世界的な抹茶ブームが、伊賀の茶業にも影響を及ぼしている。訪日外国人観光客(インバウンド)の増加などを背景に抹茶の需要が急増し、原料となる「てん茶」の生産へ切り替える産地が増えたことで、煎茶の生産量が減少。茶葉の価格高騰や品薄が続いている。
全国茶生産団体連合会の調査によると、全国の煎茶生産量は2008年の6万3544トンから23年には3万8418トンへと約6割に減少。一方、てん茶の生産量は08年の1452トンから23年には4176トンへと約3倍に増加した。抹茶を使った菓子やラテなどが人気で、海外でもその風味や魅力に注目が集まっていることが背景にある。
三重県伊賀市上野小玉町の老舗茶屋「むらい萬香園」の店主、村井元治さん(73)は「今年は茶葉の仕入れ価格が昨年の約3倍まで上がった」と話す。取引先の製茶問屋からは、インバウンド需要の拡大による抹茶原料価格の高騰に加え、物流費やエネルギー価格の上昇も重なり、「企業努力だけでは品質と安定供給を維持することが難しい」と説明を受けたという。
茶農家の担い手不足も深刻だ。村井さんによると、かつて約30戸あった市内の茶農家は現在1軒のみとなった。茶畑は急な傾斜地での作業や中腰での作業が多く、体への負担が大きいことも担い手不足の要因になっているという。
中国メディアによると、海外での抹茶人気を背景に中国での生産が本格化しており、現在は世界の抹茶生産量の約7割を占めるとされる。それでも、日本産の抹茶へのニーズは依然として高いという。

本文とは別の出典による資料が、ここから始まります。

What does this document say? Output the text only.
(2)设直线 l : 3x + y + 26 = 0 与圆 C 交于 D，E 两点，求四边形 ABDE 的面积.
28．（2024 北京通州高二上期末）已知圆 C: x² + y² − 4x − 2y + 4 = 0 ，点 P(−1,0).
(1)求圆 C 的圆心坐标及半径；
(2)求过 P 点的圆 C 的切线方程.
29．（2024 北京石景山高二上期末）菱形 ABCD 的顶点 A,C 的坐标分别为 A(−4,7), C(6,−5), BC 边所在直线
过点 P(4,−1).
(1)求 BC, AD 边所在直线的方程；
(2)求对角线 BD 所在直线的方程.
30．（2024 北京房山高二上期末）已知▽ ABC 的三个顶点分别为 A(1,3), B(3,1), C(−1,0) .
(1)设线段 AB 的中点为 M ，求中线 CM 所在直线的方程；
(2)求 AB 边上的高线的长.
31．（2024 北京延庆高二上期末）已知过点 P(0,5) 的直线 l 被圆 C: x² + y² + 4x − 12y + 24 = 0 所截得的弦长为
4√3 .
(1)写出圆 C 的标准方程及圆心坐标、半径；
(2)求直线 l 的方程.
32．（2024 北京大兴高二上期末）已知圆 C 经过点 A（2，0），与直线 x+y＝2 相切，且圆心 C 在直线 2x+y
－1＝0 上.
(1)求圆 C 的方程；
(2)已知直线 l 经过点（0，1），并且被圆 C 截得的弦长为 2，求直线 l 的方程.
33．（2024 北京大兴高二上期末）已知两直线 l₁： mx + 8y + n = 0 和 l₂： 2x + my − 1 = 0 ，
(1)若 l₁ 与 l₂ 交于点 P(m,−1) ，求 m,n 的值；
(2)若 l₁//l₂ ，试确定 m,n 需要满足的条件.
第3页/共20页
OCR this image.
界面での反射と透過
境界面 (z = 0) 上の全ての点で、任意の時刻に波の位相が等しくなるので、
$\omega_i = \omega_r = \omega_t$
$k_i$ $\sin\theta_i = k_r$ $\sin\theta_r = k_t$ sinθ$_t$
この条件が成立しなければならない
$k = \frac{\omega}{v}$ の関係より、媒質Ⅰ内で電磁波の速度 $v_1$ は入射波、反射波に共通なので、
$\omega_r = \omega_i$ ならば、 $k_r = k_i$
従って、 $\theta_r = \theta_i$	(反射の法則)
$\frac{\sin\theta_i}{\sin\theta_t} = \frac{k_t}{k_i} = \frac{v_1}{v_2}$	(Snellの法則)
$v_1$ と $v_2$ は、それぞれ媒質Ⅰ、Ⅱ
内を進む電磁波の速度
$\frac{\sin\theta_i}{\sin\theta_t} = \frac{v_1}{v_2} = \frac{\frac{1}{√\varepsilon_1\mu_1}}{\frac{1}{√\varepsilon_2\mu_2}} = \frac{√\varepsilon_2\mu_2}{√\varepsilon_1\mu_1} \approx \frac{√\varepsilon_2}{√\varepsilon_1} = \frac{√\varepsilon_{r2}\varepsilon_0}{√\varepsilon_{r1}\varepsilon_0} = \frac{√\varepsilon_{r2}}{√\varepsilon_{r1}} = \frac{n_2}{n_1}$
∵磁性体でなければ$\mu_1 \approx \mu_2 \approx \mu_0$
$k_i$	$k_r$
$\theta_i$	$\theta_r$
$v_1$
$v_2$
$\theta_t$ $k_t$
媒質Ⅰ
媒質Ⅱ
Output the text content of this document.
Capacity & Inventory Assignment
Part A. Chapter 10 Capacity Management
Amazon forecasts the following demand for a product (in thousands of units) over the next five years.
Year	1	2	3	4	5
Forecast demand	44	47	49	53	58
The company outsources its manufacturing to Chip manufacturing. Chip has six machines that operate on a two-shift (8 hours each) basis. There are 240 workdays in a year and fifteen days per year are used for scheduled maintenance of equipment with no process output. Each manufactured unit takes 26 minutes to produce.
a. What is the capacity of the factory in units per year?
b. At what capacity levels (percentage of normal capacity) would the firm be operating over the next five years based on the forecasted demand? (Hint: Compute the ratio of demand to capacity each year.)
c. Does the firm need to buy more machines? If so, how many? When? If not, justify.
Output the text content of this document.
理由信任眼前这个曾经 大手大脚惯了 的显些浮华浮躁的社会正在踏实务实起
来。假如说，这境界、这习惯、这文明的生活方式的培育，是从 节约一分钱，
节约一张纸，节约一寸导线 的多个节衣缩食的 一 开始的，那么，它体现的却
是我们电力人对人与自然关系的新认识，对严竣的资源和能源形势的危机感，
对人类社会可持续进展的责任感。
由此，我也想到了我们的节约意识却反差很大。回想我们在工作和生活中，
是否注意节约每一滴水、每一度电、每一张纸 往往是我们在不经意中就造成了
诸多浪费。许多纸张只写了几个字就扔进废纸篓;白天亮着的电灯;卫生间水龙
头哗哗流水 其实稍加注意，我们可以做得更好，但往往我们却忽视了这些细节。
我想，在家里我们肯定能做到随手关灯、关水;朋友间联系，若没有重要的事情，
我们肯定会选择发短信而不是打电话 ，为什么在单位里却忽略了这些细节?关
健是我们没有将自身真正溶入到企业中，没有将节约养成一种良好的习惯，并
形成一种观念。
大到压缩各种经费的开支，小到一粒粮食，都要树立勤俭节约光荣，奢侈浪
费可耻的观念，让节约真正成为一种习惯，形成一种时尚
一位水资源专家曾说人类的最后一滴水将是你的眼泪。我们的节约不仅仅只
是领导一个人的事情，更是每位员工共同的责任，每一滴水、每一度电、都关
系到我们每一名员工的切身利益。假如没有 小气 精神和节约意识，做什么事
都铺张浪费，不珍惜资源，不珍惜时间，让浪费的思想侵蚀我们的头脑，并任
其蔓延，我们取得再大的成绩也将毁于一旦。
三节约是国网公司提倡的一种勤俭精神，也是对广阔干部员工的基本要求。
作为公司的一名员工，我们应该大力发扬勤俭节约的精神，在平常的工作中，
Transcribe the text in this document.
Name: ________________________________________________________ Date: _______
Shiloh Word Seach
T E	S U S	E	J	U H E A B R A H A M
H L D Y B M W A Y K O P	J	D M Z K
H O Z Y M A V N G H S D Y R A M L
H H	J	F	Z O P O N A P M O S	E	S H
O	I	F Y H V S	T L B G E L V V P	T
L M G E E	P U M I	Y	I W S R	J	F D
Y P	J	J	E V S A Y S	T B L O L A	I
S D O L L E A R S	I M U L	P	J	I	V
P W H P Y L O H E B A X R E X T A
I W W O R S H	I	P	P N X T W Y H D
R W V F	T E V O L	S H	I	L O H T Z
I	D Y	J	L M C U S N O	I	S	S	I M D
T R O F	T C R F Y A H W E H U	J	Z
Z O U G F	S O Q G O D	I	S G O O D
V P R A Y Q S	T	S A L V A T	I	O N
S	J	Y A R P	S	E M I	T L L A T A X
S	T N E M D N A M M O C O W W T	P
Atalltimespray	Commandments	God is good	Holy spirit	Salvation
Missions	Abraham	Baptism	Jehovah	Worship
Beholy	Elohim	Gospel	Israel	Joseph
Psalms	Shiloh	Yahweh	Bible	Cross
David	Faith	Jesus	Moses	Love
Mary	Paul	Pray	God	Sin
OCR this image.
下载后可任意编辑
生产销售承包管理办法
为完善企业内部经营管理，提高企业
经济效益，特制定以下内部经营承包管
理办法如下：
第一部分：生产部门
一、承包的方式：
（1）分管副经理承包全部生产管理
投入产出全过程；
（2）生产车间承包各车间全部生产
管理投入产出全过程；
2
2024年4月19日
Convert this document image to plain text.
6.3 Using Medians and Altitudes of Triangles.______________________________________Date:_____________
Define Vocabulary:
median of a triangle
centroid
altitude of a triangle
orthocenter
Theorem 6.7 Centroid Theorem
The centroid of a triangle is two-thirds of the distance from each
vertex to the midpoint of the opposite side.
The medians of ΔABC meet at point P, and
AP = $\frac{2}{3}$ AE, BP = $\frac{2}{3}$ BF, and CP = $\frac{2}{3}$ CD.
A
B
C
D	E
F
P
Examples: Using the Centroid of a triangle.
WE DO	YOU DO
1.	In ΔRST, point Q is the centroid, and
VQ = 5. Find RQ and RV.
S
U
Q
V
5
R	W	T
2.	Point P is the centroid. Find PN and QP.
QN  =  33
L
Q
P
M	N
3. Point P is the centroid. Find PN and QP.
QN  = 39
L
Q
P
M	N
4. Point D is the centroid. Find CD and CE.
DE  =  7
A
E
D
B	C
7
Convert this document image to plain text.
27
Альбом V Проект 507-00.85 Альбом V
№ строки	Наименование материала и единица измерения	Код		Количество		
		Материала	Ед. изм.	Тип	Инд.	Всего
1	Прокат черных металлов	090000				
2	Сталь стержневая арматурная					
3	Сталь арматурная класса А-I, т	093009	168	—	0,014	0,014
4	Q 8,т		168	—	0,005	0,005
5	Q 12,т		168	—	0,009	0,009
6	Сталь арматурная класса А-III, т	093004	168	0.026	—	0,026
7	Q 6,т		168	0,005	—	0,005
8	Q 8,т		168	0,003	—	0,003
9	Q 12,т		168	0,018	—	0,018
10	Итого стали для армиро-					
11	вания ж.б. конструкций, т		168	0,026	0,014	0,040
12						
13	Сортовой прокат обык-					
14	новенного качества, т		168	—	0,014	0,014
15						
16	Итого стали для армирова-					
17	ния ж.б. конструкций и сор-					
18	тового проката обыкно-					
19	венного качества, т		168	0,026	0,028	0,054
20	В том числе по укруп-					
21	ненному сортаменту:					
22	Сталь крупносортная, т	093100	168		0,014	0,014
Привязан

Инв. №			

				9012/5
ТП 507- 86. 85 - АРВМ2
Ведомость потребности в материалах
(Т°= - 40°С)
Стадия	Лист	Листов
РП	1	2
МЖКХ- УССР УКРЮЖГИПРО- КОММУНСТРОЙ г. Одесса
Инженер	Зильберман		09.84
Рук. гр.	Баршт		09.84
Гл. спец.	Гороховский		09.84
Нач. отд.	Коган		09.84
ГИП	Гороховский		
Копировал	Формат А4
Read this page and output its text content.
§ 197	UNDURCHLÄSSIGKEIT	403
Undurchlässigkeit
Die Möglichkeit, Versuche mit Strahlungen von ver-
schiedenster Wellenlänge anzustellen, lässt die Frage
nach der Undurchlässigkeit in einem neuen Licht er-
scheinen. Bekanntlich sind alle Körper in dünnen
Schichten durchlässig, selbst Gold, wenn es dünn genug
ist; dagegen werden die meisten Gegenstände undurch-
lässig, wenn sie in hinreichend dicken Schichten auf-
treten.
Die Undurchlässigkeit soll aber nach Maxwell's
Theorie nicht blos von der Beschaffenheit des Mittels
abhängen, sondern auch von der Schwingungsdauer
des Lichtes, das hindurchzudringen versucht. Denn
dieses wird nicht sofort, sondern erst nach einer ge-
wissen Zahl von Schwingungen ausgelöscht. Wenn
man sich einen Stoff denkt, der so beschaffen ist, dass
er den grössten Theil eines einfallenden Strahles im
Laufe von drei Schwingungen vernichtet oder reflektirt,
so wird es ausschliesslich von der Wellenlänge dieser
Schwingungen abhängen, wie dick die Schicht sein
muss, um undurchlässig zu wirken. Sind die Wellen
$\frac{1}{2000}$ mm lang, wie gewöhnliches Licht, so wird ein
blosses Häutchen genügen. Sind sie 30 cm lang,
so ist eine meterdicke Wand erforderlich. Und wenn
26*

村井さんは「店を訪れる外国人観光客は、お茶だけでなく茶碗や作家にも詳しく、目利き。市内の茶道教室にも外国人の参加が増える一方、日本人の受講者は減少傾向にある」と話す。
また、「急須」を知らない若者がいることにも驚いたといい、世界的な抹茶ブームの一方で、日本人のお茶離れが進んでいることに違和感を覚えるという。村井さんは「不本意ではあるが、中国生産の抹茶が世界に流通し、日本国内の流通量が確保できれば」と複雑な心境を語った。